Voeg het water en het zout toe en kneed het geheel tot een soepel deeg.
Leg dit tot gebruik in de koelkast.
Verwarm de oven voor op 200 °C.
Maak ondertussen de vulling.
Was de snijbiet en laat even uitlekken.
Verwijder de stelen en snijd de bladeren in stukken.
Zet de snijbiet met het aanhangende water even op totdat de groente geslonken is.
Druk in een zeef het laatste vocht er voorzichtig uit.
Meng de gemalen komijn en een beetje peper erdoor.
Bestuif het aanrecht met bloem.
Rol het deeg uit tot een flinke lap en bestuif ook deze met een beetje bloem.

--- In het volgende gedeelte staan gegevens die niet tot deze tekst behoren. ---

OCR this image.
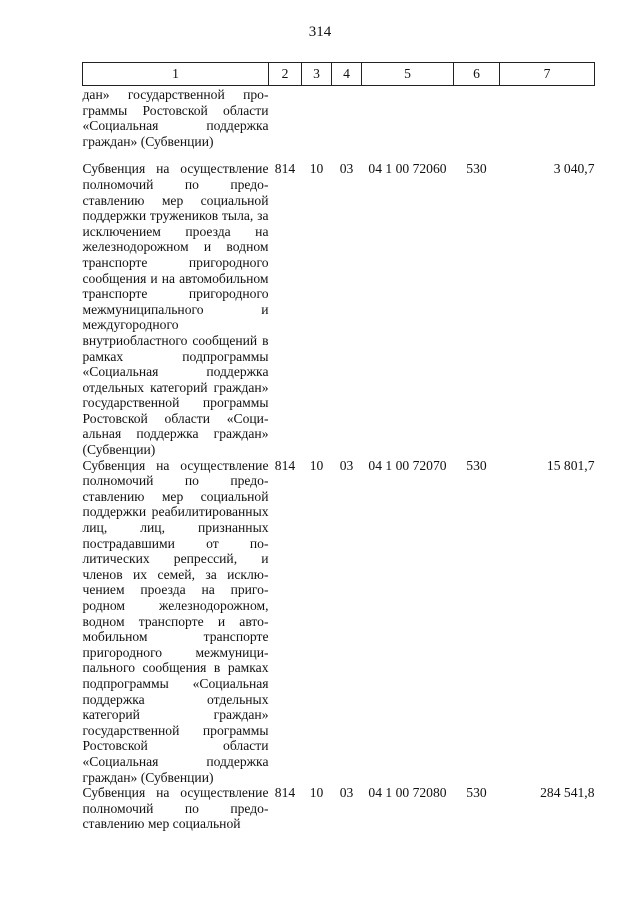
314
1	2	3	4	5	6	7
дан» государственной программы Ростовской области «Социальная поддержка граждан» (Субвенции)						
Субвенция на осуществление полномочий по предоставлению мер социальной поддержки тружеников тыла, за исключением проезда на железнодорожном и водном транспорте пригородного сообщения и на автомобильном транспорте пригородного межмуниципального и междугородного внутриобластного сообщений в рамках подпрограммы «Социальная поддержка отдельных категорий граждан» государственной программы Ростовской области «Социальная поддержка граждан» (Субвенции)	814	10	03	04 1 00 72060	530	3 040,7
Субвенция на осуществление полномочий по предоставлению мер социальной поддержки реабилитированных лиц, лиц, признанных пострадавшими от политических репрессий, и членов их семей, за исключением проезда на пригородном железнодорожном, водном транспорте и автомобильном транспорте пригородного межмуниципального сообщения в рамках подпрограммы «Социальная поддержка отдельных категорий граждан» государственной программы Ростовской области «Социальная поддержка граждан» (Субвенции)	814	10	03	04 1 00 72070	530	15 801,7
Субвенция на осуществление полномочий по предоставлению мер социальной	814	10	03	04 1 00 72080	530	284 541,8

Steek hieruit 10 cirkels met een doorsnede van 12 cm.
Leg op elke cirkel een eetlepel vulling en een paar rozijnen.
Klap de pasteitjes dicht tot halve maantjes en knijp een golfmotiefje in de rand.

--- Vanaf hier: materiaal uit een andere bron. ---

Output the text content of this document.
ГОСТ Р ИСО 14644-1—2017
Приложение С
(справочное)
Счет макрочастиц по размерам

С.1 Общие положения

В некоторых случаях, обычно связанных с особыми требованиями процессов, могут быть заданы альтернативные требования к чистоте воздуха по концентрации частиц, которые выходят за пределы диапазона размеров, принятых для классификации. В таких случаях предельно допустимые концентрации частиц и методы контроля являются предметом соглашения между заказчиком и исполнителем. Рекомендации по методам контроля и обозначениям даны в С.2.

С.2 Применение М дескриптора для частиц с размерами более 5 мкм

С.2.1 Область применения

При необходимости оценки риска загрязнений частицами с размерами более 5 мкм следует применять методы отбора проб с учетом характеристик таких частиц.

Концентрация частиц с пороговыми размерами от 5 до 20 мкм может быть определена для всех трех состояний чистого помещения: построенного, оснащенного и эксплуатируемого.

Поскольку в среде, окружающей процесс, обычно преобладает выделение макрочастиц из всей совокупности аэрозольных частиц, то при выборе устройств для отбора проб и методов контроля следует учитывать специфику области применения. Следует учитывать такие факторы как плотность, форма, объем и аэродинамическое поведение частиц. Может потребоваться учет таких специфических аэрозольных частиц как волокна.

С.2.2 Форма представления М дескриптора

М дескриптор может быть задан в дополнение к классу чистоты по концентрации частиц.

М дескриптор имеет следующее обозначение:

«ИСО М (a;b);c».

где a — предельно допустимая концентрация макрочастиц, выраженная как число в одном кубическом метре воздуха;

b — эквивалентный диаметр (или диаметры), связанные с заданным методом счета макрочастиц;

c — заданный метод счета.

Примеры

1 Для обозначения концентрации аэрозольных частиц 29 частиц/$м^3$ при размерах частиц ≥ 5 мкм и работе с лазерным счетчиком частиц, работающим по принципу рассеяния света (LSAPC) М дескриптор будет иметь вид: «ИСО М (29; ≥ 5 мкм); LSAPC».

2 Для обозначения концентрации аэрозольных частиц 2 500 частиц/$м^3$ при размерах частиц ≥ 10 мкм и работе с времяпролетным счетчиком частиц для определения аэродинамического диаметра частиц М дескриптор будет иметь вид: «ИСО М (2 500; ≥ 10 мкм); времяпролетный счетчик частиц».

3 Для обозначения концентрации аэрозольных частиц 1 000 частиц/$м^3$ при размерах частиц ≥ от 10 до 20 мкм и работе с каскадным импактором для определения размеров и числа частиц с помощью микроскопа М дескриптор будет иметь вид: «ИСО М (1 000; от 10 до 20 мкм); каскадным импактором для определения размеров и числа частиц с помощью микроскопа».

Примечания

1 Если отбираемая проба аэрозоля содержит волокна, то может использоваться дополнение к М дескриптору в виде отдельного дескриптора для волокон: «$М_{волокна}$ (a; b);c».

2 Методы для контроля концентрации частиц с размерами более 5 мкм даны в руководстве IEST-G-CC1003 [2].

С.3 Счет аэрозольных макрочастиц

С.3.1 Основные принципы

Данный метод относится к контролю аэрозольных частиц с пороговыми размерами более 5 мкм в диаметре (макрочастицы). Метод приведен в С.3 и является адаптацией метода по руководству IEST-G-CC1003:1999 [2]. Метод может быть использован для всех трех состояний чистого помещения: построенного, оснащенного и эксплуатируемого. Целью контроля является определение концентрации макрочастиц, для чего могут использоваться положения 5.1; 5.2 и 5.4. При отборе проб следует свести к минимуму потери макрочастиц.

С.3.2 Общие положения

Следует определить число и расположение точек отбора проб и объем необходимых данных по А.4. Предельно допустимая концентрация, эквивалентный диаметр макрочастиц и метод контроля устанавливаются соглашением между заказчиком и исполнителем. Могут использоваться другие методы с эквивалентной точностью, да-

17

Snijd in de bovenkant van elk pasteitje een kleine gleuf zodat eventueel overtollig vocht kan
verdampen.
Bestrijk de bovenkant daarna met olijfolie en bestrooi royaal met komijn.
Bak de pasteitjes ongeveer 20 minuten op een met bakpapier beklede plaat tot de bovenkant goed droog en de
onderkant lichtbruin is.
Deze pasteitjes zijn zowel warm als koud te eten.
Koud zijn ze misschien wel het lekkerst.
In een luchtdichte doos zijn ze prima te bewaren.